Applying Dr. Blossey’s “Core Knowledge” to local projects
What if Dr. Blossey’s “Core Knowledge” had been applied to projects in the San Francisco Bay Area? Here are examples of local eradication projects that might have benefitted:
- San Francisco has been trying to eradicate oxalis in its parks for over 20 years by spraying a selective herbicide (Garlon). There seems to be more oxalis now than there was 20 years ago. Oxalis is visible only about 2 months of the year. When it dies back in the spring it leaves behind the native plants with which it co-exists. If a control plot had been set aside before they started eradicating oxalis perhaps we would know the answer to these important questions: Does oxalis suppress the growth of native plants? Does attempting to eradicate oxalis produce more or less oxalis?
- California, Oregon, and Washington have been trying to eradicate non-native spartina marsh grass along the entire West Coast for over 20 years. Here in the Bay Area, non-native species of spartina have been 99% eradicated, but a hybrid of the native and the non-native remains and is poisoned with imazapyr annually. According to a recent presentation by the Invasive Spartina Project, the hybrid is visually indistinguishable from the native and it occupies the same elevation of the marsh. Over 500 genetic tests are needed every year to distinguish the hybrid from the native in order to poison the hybrid. Dr. Blossey’s approach might ask these important questions: What harm is hybrid spartina doing? Do more or fewer animals live in hybrid spartina? What effect has 20 years of spraying imazapyr had on the soil and the microbes that live in it? Is the eradication project doing more harm than good?
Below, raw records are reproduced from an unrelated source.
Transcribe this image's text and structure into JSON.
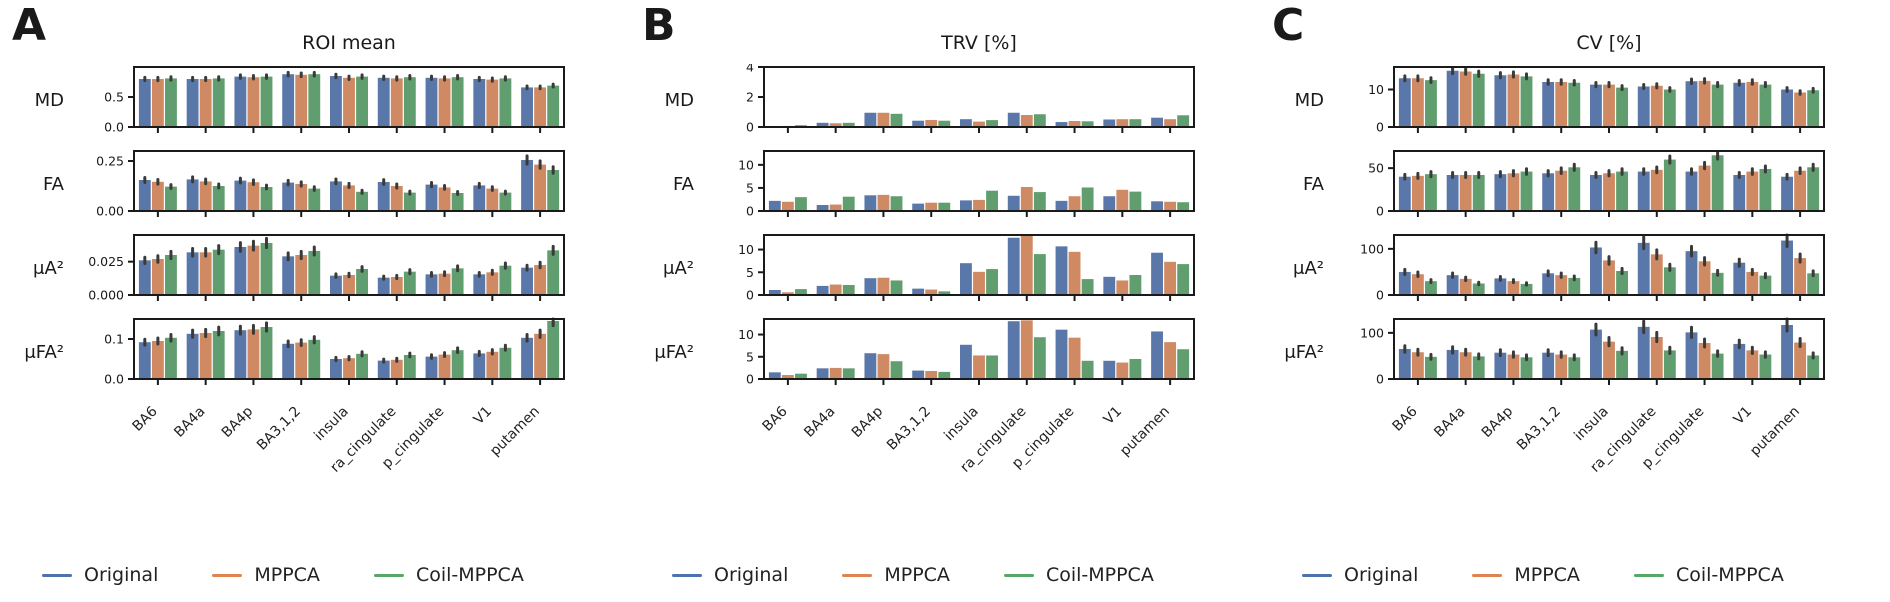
{
  "colors": {
    "bar_original": "#5a77a9",
    "bar_mppca": "#cf8a63",
    "bar_coil_mppca": "#619e6f",
    "legend_original": "#4c72b0",
    "legend_mppca": "#dd8452",
    "legend_coil_mppca": "#55a868",
    "error_bar": "#3a3a3a",
    "axis": "#1a1a1a"
  },
  "legend": {
    "items": [
      {
        "label": "Original",
        "color": "#4c72b0"
      },
      {
        "label": "MPPCA",
        "color": "#dd8452"
      },
      {
        "label": "Coil-MPPCA",
        "color": "#55a868"
      }
    ]
  },
  "chart_data": [
    {
      "type": "bar",
      "panel": "A",
      "title": "ROI mean",
      "legend_position": "bottom",
      "categories": [
        "BA6",
        "BA4a",
        "BA4p",
        "BA3,1,2",
        "insula",
        "ra_cingulate",
        "p_cingulate",
        "V1",
        "putamen"
      ],
      "rows": [
        {
          "metric": "MD",
          "ylim": [
            0,
            1.0
          ],
          "yticks": [
            {
              "v": 0.0,
              "label": "0.0"
            },
            {
              "v": 0.5,
              "label": "0.5"
            }
          ],
          "err_frac": 0.035,
          "series": [
            {
              "name": "Original",
              "values": [
                0.8,
                0.8,
                0.84,
                0.88,
                0.85,
                0.82,
                0.82,
                0.8,
                0.66
              ]
            },
            {
              "name": "MPPCA",
              "values": [
                0.8,
                0.8,
                0.83,
                0.87,
                0.82,
                0.81,
                0.81,
                0.79,
                0.66
              ]
            },
            {
              "name": "Coil-MPPCA",
              "values": [
                0.81,
                0.81,
                0.84,
                0.88,
                0.84,
                0.83,
                0.83,
                0.81,
                0.69
              ]
            }
          ]
        },
        {
          "metric": "FA",
          "ylim": [
            0,
            0.3
          ],
          "yticks": [
            {
              "v": 0.0,
              "label": "0.00"
            },
            {
              "v": 0.25,
              "label": "0.25"
            }
          ],
          "err_frac": 0.08,
          "series": [
            {
              "name": "Original",
              "values": [
                0.155,
                0.158,
                0.152,
                0.142,
                0.148,
                0.145,
                0.132,
                0.128,
                0.255
              ]
            },
            {
              "name": "MPPCA",
              "values": [
                0.146,
                0.148,
                0.144,
                0.135,
                0.128,
                0.125,
                0.118,
                0.112,
                0.232
              ]
            },
            {
              "name": "Coil-MPPCA",
              "values": [
                0.122,
                0.125,
                0.12,
                0.112,
                0.096,
                0.092,
                0.09,
                0.092,
                0.205
              ]
            }
          ]
        },
        {
          "metric": "μA²",
          "ylim": [
            0,
            0.045
          ],
          "yticks": [
            {
              "v": 0.0,
              "label": "0.000"
            },
            {
              "v": 0.025,
              "label": "0.025"
            }
          ],
          "err_frac": 0.09,
          "series": [
            {
              "name": "Original",
              "values": [
                0.026,
                0.032,
                0.036,
                0.029,
                0.0145,
                0.013,
                0.0155,
                0.0155,
                0.0205
              ]
            },
            {
              "name": "MPPCA",
              "values": [
                0.027,
                0.032,
                0.037,
                0.03,
                0.015,
                0.0135,
                0.016,
                0.017,
                0.0225
              ]
            },
            {
              "name": "Coil-MPPCA",
              "values": [
                0.03,
                0.034,
                0.039,
                0.033,
                0.0195,
                0.0175,
                0.02,
                0.022,
                0.0335
              ]
            }
          ]
        },
        {
          "metric": "μFA²",
          "ylim": [
            0,
            0.15
          ],
          "yticks": [
            {
              "v": 0.0,
              "label": "0.0"
            },
            {
              "v": 0.1,
              "label": "0.1"
            }
          ],
          "err_frac": 0.08,
          "series": [
            {
              "name": "Original",
              "values": [
                0.092,
                0.113,
                0.122,
                0.088,
                0.05,
                0.046,
                0.056,
                0.064,
                0.103
              ]
            },
            {
              "name": "MPPCA",
              "values": [
                0.095,
                0.115,
                0.124,
                0.091,
                0.052,
                0.048,
                0.061,
                0.068,
                0.113
              ]
            },
            {
              "name": "Coil-MPPCA",
              "values": [
                0.103,
                0.12,
                0.13,
                0.098,
                0.063,
                0.06,
                0.072,
                0.078,
                0.145
              ]
            }
          ]
        }
      ]
    },
    {
      "type": "bar",
      "panel": "B",
      "title": "TRV [%]",
      "legend_position": "bottom",
      "categories": [
        "BA6",
        "BA4a",
        "BA4p",
        "BA3,1,2",
        "insula",
        "ra_cingulate",
        "p_cingulate",
        "V1",
        "putamen"
      ],
      "rows": [
        {
          "metric": "MD",
          "ylim": [
            0,
            4.0
          ],
          "yticks": [
            {
              "v": 0,
              "label": "0"
            },
            {
              "v": 2,
              "label": "2"
            },
            {
              "v": 4,
              "label": "4"
            }
          ],
          "err_frac": 0,
          "series": [
            {
              "name": "Original",
              "values": [
                0.05,
                0.28,
                0.95,
                0.42,
                0.52,
                0.95,
                0.33,
                0.5,
                0.62
              ]
            },
            {
              "name": "MPPCA",
              "values": [
                0.07,
                0.25,
                0.95,
                0.47,
                0.36,
                0.8,
                0.4,
                0.52,
                0.52
              ]
            },
            {
              "name": "Coil-MPPCA",
              "values": [
                0.12,
                0.28,
                0.88,
                0.42,
                0.46,
                0.85,
                0.38,
                0.52,
                0.78
              ]
            }
          ]
        },
        {
          "metric": "FA",
          "ylim": [
            0,
            13.0
          ],
          "yticks": [
            {
              "v": 0,
              "label": "0"
            },
            {
              "v": 5,
              "label": "5"
            },
            {
              "v": 10,
              "label": "10"
            }
          ],
          "err_frac": 0,
          "series": [
            {
              "name": "Original",
              "values": [
                2.2,
                1.3,
                3.4,
                1.6,
                2.3,
                3.3,
                2.2,
                3.2,
                2.1
              ]
            },
            {
              "name": "MPPCA",
              "values": [
                2.0,
                1.4,
                3.5,
                1.8,
                2.4,
                5.2,
                3.2,
                4.6,
                2.0
              ]
            },
            {
              "name": "Coil-MPPCA",
              "values": [
                3.0,
                3.1,
                3.2,
                1.8,
                4.4,
                4.1,
                5.1,
                4.2,
                1.9
              ]
            }
          ]
        },
        {
          "metric": "μA²",
          "ylim": [
            0,
            13.2
          ],
          "yticks": [
            {
              "v": 0,
              "label": "0"
            },
            {
              "v": 5,
              "label": "5"
            },
            {
              "v": 10,
              "label": "10"
            }
          ],
          "err_frac": 0,
          "series": [
            {
              "name": "Original",
              "values": [
                1.1,
                2.0,
                3.7,
                1.4,
                7.0,
                12.6,
                10.7,
                4.0,
                9.3
              ]
            },
            {
              "name": "MPPCA",
              "values": [
                0.6,
                2.3,
                3.8,
                1.2,
                5.1,
                13.0,
                9.5,
                3.2,
                7.3
              ]
            },
            {
              "name": "Coil-MPPCA",
              "values": [
                1.3,
                2.2,
                3.2,
                0.8,
                5.7,
                9.0,
                3.5,
                4.4,
                6.8
              ]
            }
          ]
        },
        {
          "metric": "μFA²",
          "ylim": [
            0,
            13.5
          ],
          "yticks": [
            {
              "v": 0,
              "label": "0"
            },
            {
              "v": 5,
              "label": "5"
            },
            {
              "v": 10,
              "label": "10"
            }
          ],
          "err_frac": 0,
          "series": [
            {
              "name": "Original",
              "values": [
                1.5,
                2.4,
                5.8,
                1.9,
                7.7,
                13.0,
                11.1,
                4.1,
                10.7
              ]
            },
            {
              "name": "MPPCA",
              "values": [
                0.9,
                2.5,
                5.6,
                1.8,
                5.3,
                13.2,
                9.3,
                3.7,
                8.3
              ]
            },
            {
              "name": "Coil-MPPCA",
              "values": [
                1.2,
                2.4,
                4.0,
                1.6,
                5.3,
                9.4,
                4.1,
                4.5,
                6.7
              ]
            }
          ]
        }
      ]
    },
    {
      "type": "bar",
      "panel": "C",
      "title": "CV [%]",
      "legend_position": "bottom",
      "categories": [
        "BA6",
        "BA4a",
        "BA4p",
        "BA3,1,2",
        "insula",
        "ra_cingulate",
        "p_cingulate",
        "V1",
        "putamen"
      ],
      "rows": [
        {
          "metric": "MD",
          "ylim": [
            0,
            16.0
          ],
          "yticks": [
            {
              "v": 0,
              "label": "0"
            },
            {
              "v": 10,
              "label": "10"
            }
          ],
          "err_frac": 0.05,
          "series": [
            {
              "name": "Original",
              "values": [
                13.0,
                15.0,
                13.8,
                12.0,
                11.3,
                10.8,
                12.2,
                11.8,
                10.0
              ]
            },
            {
              "name": "MPPCA",
              "values": [
                13.0,
                14.8,
                14.0,
                12.0,
                11.3,
                11.0,
                12.3,
                12.0,
                9.2
              ]
            },
            {
              "name": "Coil-MPPCA",
              "values": [
                12.5,
                14.2,
                13.5,
                11.8,
                10.5,
                10.0,
                11.3,
                11.3,
                9.8
              ]
            }
          ]
        },
        {
          "metric": "FA",
          "ylim": [
            0,
            70.0
          ],
          "yticks": [
            {
              "v": 0,
              "label": "0"
            },
            {
              "v": 50,
              "label": "50"
            }
          ],
          "err_frac": 0.07,
          "series": [
            {
              "name": "Original",
              "values": [
                40,
                42,
                43,
                44,
                42,
                46,
                46,
                42,
                40
              ]
            },
            {
              "name": "MPPCA",
              "values": [
                41,
                42,
                44,
                47,
                44,
                48,
                53,
                46,
                47
              ]
            },
            {
              "name": "Coil-MPPCA",
              "values": [
                43,
                42,
                46,
                51,
                46,
                60,
                65,
                49,
                51
              ]
            }
          ]
        },
        {
          "metric": "μA²",
          "ylim": [
            0,
            130.0
          ],
          "yticks": [
            {
              "v": 0,
              "label": "0"
            },
            {
              "v": 100,
              "label": "100"
            }
          ],
          "err_frac": 0.11,
          "series": [
            {
              "name": "Original",
              "values": [
                50,
                43,
                36,
                47,
                103,
                113,
                95,
                70,
                118
              ]
            },
            {
              "name": "MPPCA",
              "values": [
                45,
                35,
                30,
                43,
                75,
                88,
                73,
                50,
                80
              ]
            },
            {
              "name": "Coil-MPPCA",
              "values": [
                30,
                25,
                24,
                37,
                52,
                60,
                48,
                42,
                47
              ]
            }
          ]
        },
        {
          "metric": "μFA²",
          "ylim": [
            0,
            130.0
          ],
          "yticks": [
            {
              "v": 0,
              "label": "0"
            },
            {
              "v": 100,
              "label": "100"
            }
          ],
          "err_frac": 0.11,
          "series": [
            {
              "name": "Original",
              "values": [
                65,
                63,
                57,
                57,
                107,
                113,
                101,
                76,
                117
              ]
            },
            {
              "name": "MPPCA",
              "values": [
                58,
                58,
                53,
                53,
                81,
                91,
                78,
                62,
                79
              ]
            },
            {
              "name": "Coil-MPPCA",
              "values": [
                48,
                49,
                47,
                47,
                61,
                62,
                55,
                53,
                51
              ]
            }
          ]
        }
      ]
    }
  ]
}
We don’t know the answers to these important questions because projects were initiated and implemented without the analysis and monitoring metrics needed to answer the questions. The projects continue without being accountable for the damage they are doing. Public money is funding these projects without requiring the projects to be accountable for the consequences.
California has made a commitment to spend billions of dollars on “nature based solutions” and achieving “biodiversity goals.” This is an opportunity to start new projects off on the right foot by:
- Requiring the analysis needed to determine the impacts and causes of perceived problems in the environment.
- Requiring control plots so that the effects of the project can be compared with the option of not doing the project.
- Requiring that projects be monitored, using established metrics so that the success of the project can be measured.